Frage: Was ist dran an der Kritik, die Unis würden Asian Americans diskriminieren?

Antwort: Asian Americans sind häufig die zweitgrößte Gruppe an US-Unis, obwohl sie nur rund sechs bis sieben Prozent der Bevölkerung ausmachen. Sie werden im Hochschulwesen im Gegensatz zu Schwarzen, Latinos und Indigenen also nicht strukturell diskriminiert. Grund dafür ist wohl, dass sie häufig Nachfahren von überdurchschnittlich gebildeten Einwanderern sind, die aufgrund von Einreiserestriktionen für Asiaten erst vor wenigen Generationen in die USA kamen. Und dennoch ist Kritik an den Aufnahmeverfahren angebracht: Harvard wird seit Jahren vorgeworfen, Asian Americans zugunsten anderer Minderheiten und Weißer zu diskriminieren, in dem sie ihnen trotz guter Noten und Minderheitenstatus auf der für die Aufnahme entscheidenden Werteskala weniger "persönliche Fähigkeiten" wie Mut und Tapferkeit bescheinigen. Derweil würden Angehörige von Uni-Professoren und Geldgebern, zumeist Weiße, begünstigt. Harvard steht daher in der Kritik, die Affirmative-Action-Maßnahmen mit seinem Vorgehen in Gefahr gebracht zu haben. Den klagenden Studierenden mit asiatischen Wurzeln wird dagegen vorgeworfen, sich von rechten Konservativen vor den Karren spannen zu lassen.
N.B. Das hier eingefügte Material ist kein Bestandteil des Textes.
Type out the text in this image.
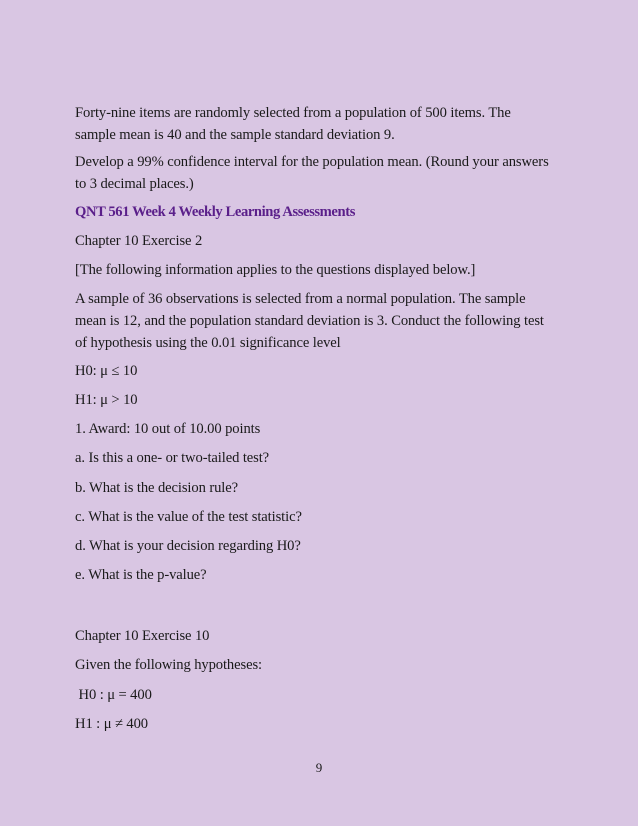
Forty-nine items are randomly selected from a population of 500 items. The
sample mean is 40 and the sample standard deviation 9.
Develop a 99% confidence interval for the population mean. (Round your answers
to 3 decimal places.)
QNT 561 Week 4 Weekly Learning Assessments
Chapter 10 Exercise 2
[The following information applies to the questions displayed below.]
A sample of 36 observations is selected from a normal population. The sample
mean is 12, and the population standard deviation is 3. Conduct the following test
of hypothesis using the 0.01 significance level
H0: μ ≤ 10
H1: μ > 10
1. Award: 10 out of 10.00 points
a. Is this a one- or two-tailed test?
b. What is the decision rule?
c. What is the value of the test statistic?
d. What is your decision regarding H0?
e. What is the p-value?
Chapter 10 Exercise 10
Given the following hypotheses:
H0 : μ = 400
H1 : μ ≠ 400
9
Frage: Wie geht es künftig an Unis zu?

Antwort: Der Entscheid des Obersten Gerichtshofs untersagt fortan, "race" als spezifischen Faktor bei der Zulassung zu berücksichtigen, Aufnahmeverfahren müssen also abgeändert werden. Dennoch gebe es weiterhin Möglichkeiten, auch persönliche Erfahrungen, die mit der eigenen Herkunft bzw. Abstammung zusammenhängen, geltend zu machen – etwa in den Bewerbungsessays, hieß es vom Supreme Court. Vielfalt sei auch durch eine "farbenblinde" Bevorzugung sozial Schwacher zu erzielen. Doch die liberale Richterin Sonia Sotomayor am Höchstgericht widerspricht der Darstellung der konservativen Richtermehrheit: Das sei ein falsches Versprechen, von dem sich niemand in die Irre führen lassen wird. Sie empfiehlt Universitäten für eine diverse Studierendenschaft, künftig Sprachen mehr Gewicht zu geben oder Bewerberinnen und Bewerber vorzuziehen, die aus einer nichtakademischen Familie kommen. Auch die Regierung von Präsident Joe Biden hat neue Maßnahmen zur Wahrung von Vielfalt an Unis angekündigt. An Militärunis darf "race" dagegen weiter ein Kriterium bleiben.

Frage: Welche weitreichenden Entscheidungen hat der Supreme Court diese Woche noch gefällt?

Antwort: Das Höchstgericht hat den von US-Präsident Biden geplanten Erlass von Studentenkrediten blockiert, wonach ehemaligen Studierenden 430 Milliarden Dollar an Kreditschulden erlassen worden wären. Von dem Plan sollten bis zu 43 Millionen US-Amerikanerinnen und -Amerikaner profitieren. In einer weiteren Entscheidung erklärte das Gericht es aufgrund des Rechts auf freie Meinungsäußerung für rechtmäßig, dass Unternehmen gewisse Kundinnen und Kunden, im vorliegenden Fall geht es um LGBTIQ-Personen, von Leistungen ausschließen. (Flora Mory, Noura Maan, 30.6.2023)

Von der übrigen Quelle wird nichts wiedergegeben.